Anyway, to the process...You can measure the temperature and boil your water in a pan (or nuke it in a microwave) but I simply boiled the kettle and that seemed to suffice. The Instant Mold was dropped into the water (in a Pyrex bowl) and began to soften in the boiling water after about two to three minutes...

Mind you fingers getting the Instant Mold out the boiling water. I used a craft
knife to get it out.
Now, the trick seems to be - work fast! You need to make your mould as quick as you can while the Instant Mold is at it's softest. This ensures that you can push the Instant Mold tightly into your object, without gaps and surround the object completely...
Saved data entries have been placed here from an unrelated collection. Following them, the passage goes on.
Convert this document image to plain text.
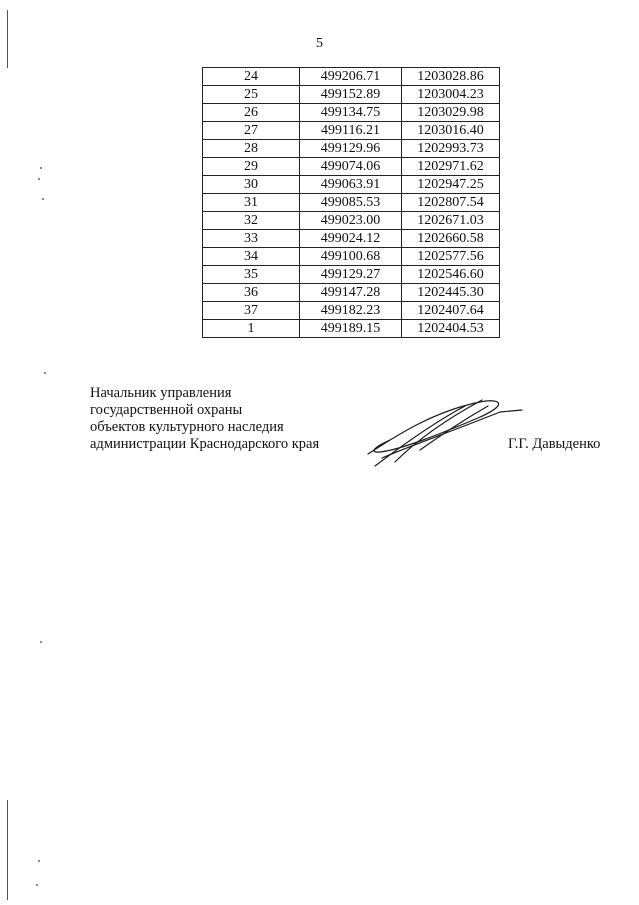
5
24	499206.71	1203028.86
25	499152.89	1203004.23
26	499134.75	1203029.98
27	499116.21	1203016.40
28	499129.96	1202993.73
29	499074.06	1202971.62
30	499063.91	1202947.25
31	499085.53	1202807.54
32	499023.00	1202671.03
33	499024.12	1202660.58
34	499100.68	1202577.56
35	499129.27	1202546.60
36	499147.28	1202445.30
37	499182.23	1202407.64
1	499189.15	1202404.53
Начальник управления
государственной охраны
объектов культурного наследия
администрации Краснодарского края	Г.Г. Давыденко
It took me two goes as I worked too slowly the first time and it started to harden as I was moulding the Instant Mold around my objects (you live and learn)...BUT, the great thing about Instant Mold is that if you are not happy with your mould, then just pop it back into more boiling water and start gain!

I tried to form the Instant Mold into a sort of block(ish) around the object and press it firmly against the object to ensure I get an exact clone of my original shape. Being clear helps to spot air pockets, gaps or bubble I guess. I then left the mould to cool and harden, I didn't really time this but it didn't take all that long.

One thing I tried out, though, was that I used a new craft knife blade and trimmed the hardened Instant Mold down, roughly level with the top of the Pickelhaube blank. I did this to see if I could do a neat casting exactly to the shape of my object, without too much excess that I will have to trim off later. The Kepi mould was left alone to see what would happen...

And so, finally, onto the casting stage. Again, this should be simple, I just need to press my chosen casting medium (Milliput in my case) into the mould - hopefully without air bubbles or gaps (here the transparency of Instant Mold helps gain) - and then leave the casting to dry. Milliput normally takes overnight to cure, but there are other mediums that dry a lot quicker (I'll try some of these later), but I like the final hardness of Milliput so I'm willing to wait...

Now, obviously, my mould is a very simple single-piece press mould, but Instant Mold is capable of being used to create a more advanced two-part mould. These might create a neater casting with a little less waste, but I think I might get a bit more economical in my casting with a bit of practise.

Anyway, the wait begins. So I'll end here and see how my castings work out. But it's good to get producing again.